Behind the headline lies an awkward reality. The ‘consultative’ referendum will be referred to the UK Supreme Court to find out whether it’s within the Scottish Government’s powers to hold the vote.
Should the ruling go against her, Sturgeon promised to run the next general election, expected in 2024, as a proxy vote on whether Scotland should be allowed a second referendum.
But the truth is that this kind of approach muddies the waters. Scotland has repeatedly voted for pro-independence parties, including at the last Holyrood election in 2021.
What would be different after the hypothetical next vote for the SNP in 2024 has been left unaddressed.
Who even needs more evidence that the UK has a democratic deficit? The danger here is that the cause of independence is becoming cynically subordinated to the electoral interests of the SNP.
And the SNP has become comfortable in power, sending MPs to Westminster, dominating Holyrood and running a variety of local councils, which allow it to set up extended patronage networks.

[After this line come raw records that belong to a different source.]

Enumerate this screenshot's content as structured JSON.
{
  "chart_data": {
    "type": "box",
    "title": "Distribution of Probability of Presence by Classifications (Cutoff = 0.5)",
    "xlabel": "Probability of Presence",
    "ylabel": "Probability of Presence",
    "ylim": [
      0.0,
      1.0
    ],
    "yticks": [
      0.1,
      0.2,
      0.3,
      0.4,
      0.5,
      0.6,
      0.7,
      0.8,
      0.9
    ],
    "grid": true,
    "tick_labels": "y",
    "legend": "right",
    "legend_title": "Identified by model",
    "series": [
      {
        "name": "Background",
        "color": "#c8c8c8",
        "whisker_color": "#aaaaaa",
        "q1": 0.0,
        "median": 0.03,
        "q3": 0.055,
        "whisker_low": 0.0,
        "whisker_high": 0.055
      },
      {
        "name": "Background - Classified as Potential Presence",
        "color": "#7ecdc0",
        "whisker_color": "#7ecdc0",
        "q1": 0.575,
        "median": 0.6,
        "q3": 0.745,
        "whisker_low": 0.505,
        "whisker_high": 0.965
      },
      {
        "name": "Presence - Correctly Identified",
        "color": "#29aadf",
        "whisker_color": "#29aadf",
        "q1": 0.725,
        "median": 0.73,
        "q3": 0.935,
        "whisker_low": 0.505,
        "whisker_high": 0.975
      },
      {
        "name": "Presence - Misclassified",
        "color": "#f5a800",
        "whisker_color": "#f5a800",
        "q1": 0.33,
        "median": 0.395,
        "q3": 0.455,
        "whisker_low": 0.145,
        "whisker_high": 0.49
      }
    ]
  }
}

Confronting the British state endangers all that, which also explains why the SNP has become increasingly mainstream in recent years, especially since adopting the neoliberal growth commission in 2018.
We also just found out, the day before Sturgeon’s announcement, that Scottish legislation often gets secretly amended in order not to fall foul of the Crown. It is hard to see Holyrood taking on Westminster if it isn’t prepared to take on the Queen.
As long as the SNP remains the main party promising an independent Scotland, though, it remains appealing to all those who reject Tory Britain and who take one look at Starmer Labour and laugh out loud.
But, even though the SNP looks unassailable, its leadership would do well to remember that Labour looked just as unassailable in Scotland until recent times.
Labour’s long-term failure to deliver ultimately caused people to look for an alternative. The lure of Scottish independence was precisely that the newly independent state could be used to deliver the kind of social democratic reforms that Labour promised and failed to deliver.
The longer the SNP is in power, though, the weaker its claim to being an alternative holds.
With the greatest squeeze on living standards in decades now under way, and a summer of discontent in terms of strikes and demonstrations on the horizon, September 2023 and January 2024, look very far away indeed.
The SNP appears distant and cold from the perspective of striking binmen, teachers and lecturers, rail workers, health workers, postal workers and others.
For the left in Scotland, the return of the possibility of campaigning around independence will certainly be a welcome break from the doldrums of the pandemic era.
But we need a bolder vision of a more democratic and just Scotland than that offered by the SNP to ignite the kind of passion that is needed to embolden people to confront Westminster.
Championing a Scotland with no Tory anti-trade unions laws, free of the shackles of the monarchy, out of NATO, and welcoming of migrants, needs to be at the centre of such a vision.
We urgently need a decisive intervention in the extra-parliamentary struggles over the coming months to help workers realise the power that they hold to shape an independent future.